La vicenda e' arrivata fino al Consiglio di Stato contrapponendo la donna, che sosteneva di essere stata discriminata in base al suo orientamento sessuale, ai vari funzionari e tribunali, che lo negavano, attribuendo all'attenzione per l'interesse del minore la decisione dello Stato, e quindi non ritenevano fosse stata lesa la Convenione europea dei diritti dell'uomo per quanto riguarda il diritto al rispetto della vita privata e familiare e il divieto di discriminazione.

Per tale ragione la donna ha presentato ricorso proprio a Strasburgo, ed a lei si sono affiancate nel procedimento, quali parti interessate, diverse associazioni di difesa dei diritti degli omosessuali francesi ed internazionali. Basandosi sull'articolo 14 della Convenzione, in combinato disposto con l'articolo 8, la ricorrente ha affermato che in ogni fase della sua domanda di autorizzazione ad adottare aveva subito un trattamento discriminatorio, basato sul suo orientamento sessuale, e che cio' ha interferito con il suo diritto al rispetto per la sua vita privata.

La Corte ha ribadito, in via preliminare, che - mentre ne' l'art. 8 ne' la legge francese garantiscono il diritto di costituire una famiglia o il diritto di adottare - il concetto di "vita privata" comprende un certo numero di diritti e nel caso esaminato poteva combinarsi con l'art. 14 riguardante il divieto di discriminazione sessuale. Il Tribunale di Strasburgo ha sottolineato infatti che le autorita' amministrative nazionali, e quindi i giudici francesi, hanno basato la propria decisione di respingere la sua domanda di autorizzazione ad adottare su due principali motivi: la mancanza di una figura paterna nell'ambiente domestico e il rapporto lesbico della donna e quindi il suo stile di vita.
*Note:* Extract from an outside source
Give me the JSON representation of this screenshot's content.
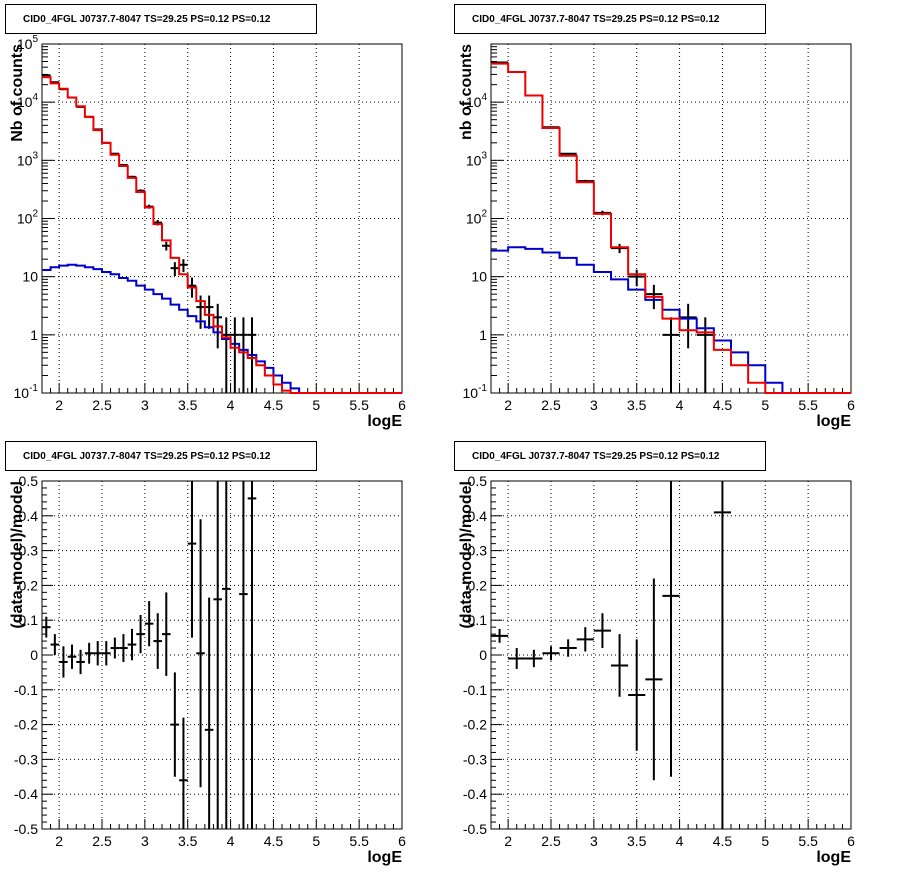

Per quanto riguarda l'assenza di una figura paterna, la Corte ha ritenuto che questo non fosse un problema di per se', tanto piu' che la domanda non era stata presentata da una coppia, ma da una sola persona (cosa che la legge francese prevede), e quindi tale eccezione era da considerarsi illegittima. Anzi, secondo i giudici europei, proprio il fatto che la legge francese preveda la possibilita' di richiesta di adozione anche da parte dei singoli, implica la possibilita' che anche gli omosessuali chiedano legittimamente di adottare.

La Corte ha ritenuto anche che nei vari passaggi decisionali francesi riguardanti il caso, il riferimento all'omosessualita' della richiedente fosse stato, se non esplicito, almeno implicito, e che era stato considerato un fattore decisivo ai fini del rifiuto dell'adozione. Di conseguenza, ha considerato a maggioranza che la ricorrente aveva subito una differenza di trattamento. Sempre a maggioranza, ai sensi dell'articolo 41 (giusta soddisfazione) della Convenzione, la Corte ha riconosciuto alla ricorrente 10.000 euro per il danno non patrimoniale e 14.528 euro per i costi e le spese.